Nichts ist unmöglich

26.02.12

Fotos: Kay Spamer

 

Marathon in der größten Stadt der Welt

 

„Die Segel hängen in Fetzen, als das fremde Schiff steuerlos in den Hafen hineintreibt. Kaum wurde das ausgebleichte Holzschiff gesichtet, wird auch schon Alarm gegeben. Die letzten Überlebenden liegen hilflos und apathisch im eigenen Dreck. Skorbut und Tropenkrankheiten haben mehr als 70 Besatzungsmitglieder dahingerafft.

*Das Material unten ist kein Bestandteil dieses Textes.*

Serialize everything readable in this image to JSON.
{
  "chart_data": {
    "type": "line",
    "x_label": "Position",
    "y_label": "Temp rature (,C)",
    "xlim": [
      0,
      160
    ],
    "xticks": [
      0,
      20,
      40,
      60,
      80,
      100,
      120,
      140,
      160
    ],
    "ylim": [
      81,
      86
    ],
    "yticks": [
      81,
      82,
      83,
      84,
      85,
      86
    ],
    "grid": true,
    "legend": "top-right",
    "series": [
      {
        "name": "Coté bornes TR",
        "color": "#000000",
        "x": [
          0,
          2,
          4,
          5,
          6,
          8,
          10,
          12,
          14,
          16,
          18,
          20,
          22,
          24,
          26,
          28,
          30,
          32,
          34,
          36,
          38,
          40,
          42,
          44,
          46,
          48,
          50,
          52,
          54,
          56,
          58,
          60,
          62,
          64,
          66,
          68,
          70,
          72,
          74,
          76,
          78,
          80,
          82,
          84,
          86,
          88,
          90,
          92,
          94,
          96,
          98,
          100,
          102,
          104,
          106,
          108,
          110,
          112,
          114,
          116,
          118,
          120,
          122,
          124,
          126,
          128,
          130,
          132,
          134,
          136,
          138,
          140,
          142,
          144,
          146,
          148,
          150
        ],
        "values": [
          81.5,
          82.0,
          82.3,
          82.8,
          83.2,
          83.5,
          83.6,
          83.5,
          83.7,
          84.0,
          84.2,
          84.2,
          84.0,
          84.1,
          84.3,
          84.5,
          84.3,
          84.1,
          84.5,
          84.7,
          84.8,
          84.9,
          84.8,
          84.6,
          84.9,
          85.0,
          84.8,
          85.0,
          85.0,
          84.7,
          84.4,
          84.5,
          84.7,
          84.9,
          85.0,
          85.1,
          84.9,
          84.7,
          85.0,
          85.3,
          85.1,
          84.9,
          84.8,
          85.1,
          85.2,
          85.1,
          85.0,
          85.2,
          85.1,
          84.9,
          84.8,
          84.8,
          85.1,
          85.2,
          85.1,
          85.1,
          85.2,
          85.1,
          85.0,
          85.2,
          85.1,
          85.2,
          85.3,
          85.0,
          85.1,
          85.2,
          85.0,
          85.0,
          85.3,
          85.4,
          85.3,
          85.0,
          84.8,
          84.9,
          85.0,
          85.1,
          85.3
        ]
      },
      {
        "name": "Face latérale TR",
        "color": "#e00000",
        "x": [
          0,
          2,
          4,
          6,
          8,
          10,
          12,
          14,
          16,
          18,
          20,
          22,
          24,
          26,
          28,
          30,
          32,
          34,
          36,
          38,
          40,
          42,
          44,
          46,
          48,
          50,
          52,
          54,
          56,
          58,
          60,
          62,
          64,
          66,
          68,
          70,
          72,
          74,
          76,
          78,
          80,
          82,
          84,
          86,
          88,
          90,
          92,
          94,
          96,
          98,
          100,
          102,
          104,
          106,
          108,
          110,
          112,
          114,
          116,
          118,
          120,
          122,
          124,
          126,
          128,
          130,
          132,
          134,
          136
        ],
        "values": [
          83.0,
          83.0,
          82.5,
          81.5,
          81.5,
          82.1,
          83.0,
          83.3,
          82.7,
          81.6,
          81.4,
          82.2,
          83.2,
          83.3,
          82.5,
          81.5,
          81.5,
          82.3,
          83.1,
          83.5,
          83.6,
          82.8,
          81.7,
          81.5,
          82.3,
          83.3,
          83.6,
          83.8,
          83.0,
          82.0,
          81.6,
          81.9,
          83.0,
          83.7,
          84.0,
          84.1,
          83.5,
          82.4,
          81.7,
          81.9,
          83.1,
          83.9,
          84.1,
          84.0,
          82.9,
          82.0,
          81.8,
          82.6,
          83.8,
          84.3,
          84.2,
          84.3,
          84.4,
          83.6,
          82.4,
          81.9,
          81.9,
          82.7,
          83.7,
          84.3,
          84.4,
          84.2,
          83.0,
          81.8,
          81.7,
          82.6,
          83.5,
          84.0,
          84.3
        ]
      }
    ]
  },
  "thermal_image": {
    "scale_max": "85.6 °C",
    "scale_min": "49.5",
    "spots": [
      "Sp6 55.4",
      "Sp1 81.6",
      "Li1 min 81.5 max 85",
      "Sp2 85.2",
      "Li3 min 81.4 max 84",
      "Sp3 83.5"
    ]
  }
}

Sie hatten den Atlantischen und den Pazifischen Ozean überquert, antarktische und tropische Wirbelwinde überlebt. Wiliam Adams hatte es bis nach Japan geschafft und wir auch. Unmittelbar bevor das Flugzeug aufsetzt, weckt mich die Stimme der Stewardess die den Landeanflug auf  den Internationalen Flughafen Narita ankündigt. In meinen Händen halte ich Giles Miltons Roman „Samurai Wiliam“, der im Jahr 1600  in Japan gestrandet ist. Welches Abenteuer wird uns in Japan erwarten?

Es ist Tag. In meinem Körper ist es Nacht. Ich habe vergessen, wie viele Stunden mich von Zuhause trennen. Knapp 11 Stunden waren wir im Bauch des A380. Nun spuckt der Riese die über 500 Passagiere mit ihrem Gepäck wieder aus. Neun von zehn Koffern und Taschen, die auf Reisen gehen, sind schwarz – unsere natürlich auch. Wenn diese nun am Gepäckband ankommen, stehen die Leute unruhig herum, als warteten sie auf den Bus und bei jedem Koffer, der an ihnen vorbeifährt zucken sie zusammen. Freundlich lächelnde Zöllner überprüfen die Gültigkeit unseres Reisepasses, ein Visum benötigen wir nicht. Willkommen in Tokyo, der Multimillionenstadt.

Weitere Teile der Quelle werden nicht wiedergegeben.